İşte çocuklara sorulan bazı sorular. Ve alınan yanıtlar:
“ Evlenmek için kaç yaşında olmak lazım?”
Altı yaşında bir çocuğun cevabı:
“ Bunun yaşla ilgisi yok. Aptal olmak yeter.”
Soru:
“ Birinin öpmek hangi şartlarda doğrudur?”
7 Yaşında bir kızın cevabı:
“ Eğer oğlanın ya da babasının çok parası varsa.”
Soru:
“ Evlilik olmasaydı ne olurdu?”
Sekiz yaşında bir çocuğun cevabı:
“ Hesabını vermemiz gereken bir sürü çocuk olurdu.”
---//--
Yabancı bir dergiden aldım bunları.
Diyeceksiniz ki:
“ Thomas aynı cinayeti bizde işlemiş olsa ne ceza alırdı?”
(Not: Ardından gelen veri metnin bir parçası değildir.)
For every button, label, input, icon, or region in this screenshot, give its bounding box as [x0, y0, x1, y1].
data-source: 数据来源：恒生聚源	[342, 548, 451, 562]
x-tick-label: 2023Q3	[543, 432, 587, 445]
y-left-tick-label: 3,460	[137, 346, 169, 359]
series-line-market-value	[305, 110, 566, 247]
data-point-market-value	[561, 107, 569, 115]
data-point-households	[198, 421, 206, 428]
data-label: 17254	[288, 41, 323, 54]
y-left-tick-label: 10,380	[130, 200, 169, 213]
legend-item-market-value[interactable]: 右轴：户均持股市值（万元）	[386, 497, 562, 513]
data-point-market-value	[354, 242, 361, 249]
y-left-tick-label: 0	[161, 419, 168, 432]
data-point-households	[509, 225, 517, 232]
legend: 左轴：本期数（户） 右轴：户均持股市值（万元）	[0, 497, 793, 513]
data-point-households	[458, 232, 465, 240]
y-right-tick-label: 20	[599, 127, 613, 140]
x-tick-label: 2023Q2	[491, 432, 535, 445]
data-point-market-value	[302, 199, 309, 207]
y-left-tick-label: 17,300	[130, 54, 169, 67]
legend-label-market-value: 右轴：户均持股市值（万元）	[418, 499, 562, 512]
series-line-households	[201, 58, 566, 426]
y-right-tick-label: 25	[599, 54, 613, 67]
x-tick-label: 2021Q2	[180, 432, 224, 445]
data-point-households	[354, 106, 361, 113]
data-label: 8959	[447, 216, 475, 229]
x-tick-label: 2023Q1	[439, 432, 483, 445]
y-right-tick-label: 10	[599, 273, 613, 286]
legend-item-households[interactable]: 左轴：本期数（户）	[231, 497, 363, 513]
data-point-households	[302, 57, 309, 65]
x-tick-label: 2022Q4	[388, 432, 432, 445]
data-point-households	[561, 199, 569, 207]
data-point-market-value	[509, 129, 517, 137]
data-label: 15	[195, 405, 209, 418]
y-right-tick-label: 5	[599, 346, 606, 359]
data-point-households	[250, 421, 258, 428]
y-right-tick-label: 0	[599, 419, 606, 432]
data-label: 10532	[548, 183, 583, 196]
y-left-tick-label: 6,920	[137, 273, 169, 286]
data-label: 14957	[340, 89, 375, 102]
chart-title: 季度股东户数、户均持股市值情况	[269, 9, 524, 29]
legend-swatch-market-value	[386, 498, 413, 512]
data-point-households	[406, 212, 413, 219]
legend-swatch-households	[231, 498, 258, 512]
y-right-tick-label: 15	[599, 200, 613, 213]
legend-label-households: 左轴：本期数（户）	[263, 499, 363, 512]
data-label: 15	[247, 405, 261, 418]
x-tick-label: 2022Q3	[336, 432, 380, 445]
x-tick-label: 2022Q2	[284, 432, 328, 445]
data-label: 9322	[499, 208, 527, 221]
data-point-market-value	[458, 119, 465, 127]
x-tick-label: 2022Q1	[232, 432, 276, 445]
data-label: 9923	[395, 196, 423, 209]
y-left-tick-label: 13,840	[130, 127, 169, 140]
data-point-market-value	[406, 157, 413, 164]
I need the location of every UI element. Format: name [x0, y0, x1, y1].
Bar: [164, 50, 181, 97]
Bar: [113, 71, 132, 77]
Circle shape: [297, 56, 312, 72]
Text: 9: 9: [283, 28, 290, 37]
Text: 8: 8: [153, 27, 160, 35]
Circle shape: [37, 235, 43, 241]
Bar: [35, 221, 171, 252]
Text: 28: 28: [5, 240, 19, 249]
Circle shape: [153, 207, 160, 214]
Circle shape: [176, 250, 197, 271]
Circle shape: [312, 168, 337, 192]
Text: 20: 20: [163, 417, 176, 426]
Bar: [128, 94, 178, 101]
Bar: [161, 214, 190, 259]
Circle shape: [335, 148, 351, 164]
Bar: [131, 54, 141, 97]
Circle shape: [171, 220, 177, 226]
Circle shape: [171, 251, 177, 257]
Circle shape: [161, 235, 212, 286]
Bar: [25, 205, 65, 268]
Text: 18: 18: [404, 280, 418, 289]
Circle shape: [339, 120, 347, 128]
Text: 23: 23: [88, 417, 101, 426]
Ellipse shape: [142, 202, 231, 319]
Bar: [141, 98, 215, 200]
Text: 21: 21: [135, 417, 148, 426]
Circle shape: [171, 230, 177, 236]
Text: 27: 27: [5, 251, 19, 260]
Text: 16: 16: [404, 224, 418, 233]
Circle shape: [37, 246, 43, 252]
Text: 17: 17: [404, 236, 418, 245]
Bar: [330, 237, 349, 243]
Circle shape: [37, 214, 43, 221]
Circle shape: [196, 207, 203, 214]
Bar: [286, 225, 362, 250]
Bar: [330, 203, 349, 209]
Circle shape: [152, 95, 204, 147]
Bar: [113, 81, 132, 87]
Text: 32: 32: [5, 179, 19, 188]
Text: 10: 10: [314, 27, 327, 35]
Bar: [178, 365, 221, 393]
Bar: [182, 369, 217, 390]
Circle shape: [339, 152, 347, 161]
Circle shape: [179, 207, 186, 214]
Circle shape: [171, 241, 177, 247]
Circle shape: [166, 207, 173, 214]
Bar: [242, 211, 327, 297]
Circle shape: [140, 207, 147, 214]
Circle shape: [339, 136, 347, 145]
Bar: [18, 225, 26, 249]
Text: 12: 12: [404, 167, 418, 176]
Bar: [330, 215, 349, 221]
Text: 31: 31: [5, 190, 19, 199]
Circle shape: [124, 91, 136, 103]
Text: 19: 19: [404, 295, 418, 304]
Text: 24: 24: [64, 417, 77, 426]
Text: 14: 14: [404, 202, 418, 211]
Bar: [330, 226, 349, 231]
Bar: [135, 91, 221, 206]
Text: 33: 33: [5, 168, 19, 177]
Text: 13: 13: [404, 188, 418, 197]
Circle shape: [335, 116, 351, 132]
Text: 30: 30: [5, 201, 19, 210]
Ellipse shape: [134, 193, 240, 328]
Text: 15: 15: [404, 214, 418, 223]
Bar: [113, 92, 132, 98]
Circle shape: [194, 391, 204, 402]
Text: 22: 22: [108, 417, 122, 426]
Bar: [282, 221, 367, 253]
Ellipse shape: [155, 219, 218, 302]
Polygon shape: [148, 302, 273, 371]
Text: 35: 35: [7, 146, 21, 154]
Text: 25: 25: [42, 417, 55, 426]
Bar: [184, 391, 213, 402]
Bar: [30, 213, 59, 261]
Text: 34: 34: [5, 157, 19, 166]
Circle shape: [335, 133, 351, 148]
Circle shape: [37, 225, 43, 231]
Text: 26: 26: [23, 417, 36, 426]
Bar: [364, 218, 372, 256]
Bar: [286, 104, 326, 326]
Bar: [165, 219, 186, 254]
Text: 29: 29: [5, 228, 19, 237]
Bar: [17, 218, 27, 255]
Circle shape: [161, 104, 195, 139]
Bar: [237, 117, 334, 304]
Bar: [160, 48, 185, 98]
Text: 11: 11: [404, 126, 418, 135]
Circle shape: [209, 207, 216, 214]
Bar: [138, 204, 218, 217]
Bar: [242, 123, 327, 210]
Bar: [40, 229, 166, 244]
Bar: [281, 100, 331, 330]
Bizde aynı yaşta çocuklara aynı sorular yöneltilmiş olsa, nasıl cevap alınırdı?
Cevap vermek bir hayli zor değil mi?
Çünkü bizde büyüklerinde, küçüklerinde işlerine akıl erdirmek kolay değil.
Günlerin getirdiği
---Vahap Ata’dan CHP sorusu--
AKP’nin Tepebaşı İlçe Başkanı ve Belediye Meclis üyesi Vahap Ata, geçtiğimiz günlerde Büyükşehir Belediye Başkanı Prof. Dr. Yılmaz Büyükerşen’e “Sizi partinizin il yönetimi ziyaret etmiyor, Bakan Suat Kılıç ziyaret etmese ne olur?” gibilerden bir eleştiri getirmiş. Ya okuyamadım, ya da bu soruya sayın Büyükerşen’in nasıl bir yanıt verdiğini öğrenemedim. Daha sonra bazı gazetelerde de okuduk. Gazeteci arkadaşlar yazdı. Demek ki CHP İl Yönetimi Büyükşehir Belediye Başkanı Prof. Dr. Yılmaz Büyükerşen’i ziyaret etmemiş. Ya da, yazıldığına göre ziyaret etmek istenmiş randevu alınamamış. Nereden bakarsanız bakın ikisinden birisi. Arşivi karıştırdım. CHP’nin Erman Gölet başkanlığındaki il yönetimi Tepebaşı Belediye Başkanı Ahmet Ataç’ı ve ardından Vali Kadir Koçdemir’i ziyaret ediyor. Ama aynı partiden Büyükşehir Belediyesi’ni ziyaret etmiyor. Dahası yapılan eleştirileri il ve Büyükşehir yanıtsız bırakıyor. Eleştiriyi CHP yerine, AKP’nin Tepebaşı İlçe Başkanı Vahap Ata yapıyor. Dün konuştuğumuz CHP’lilerin büyük bölümü Büyükerşen’i haklı buldu. Ama değişen bir şey yok.
--Vekillerden ne isteniyormuş--
TBMM tatile girdi. Kazım Kurt, Ülker Can ve Salih Koca’yı Eskişehir’de göreceğiz. Adı bende saklı bir milletvekiline “ Size en çok ne için geliyorlar, ne istiyorlar?” diye sorduğumda şu yanıtı aldım:
“ Birincisi atama. İkincisi iş bulma. Arkasından dayı torpil işleri…”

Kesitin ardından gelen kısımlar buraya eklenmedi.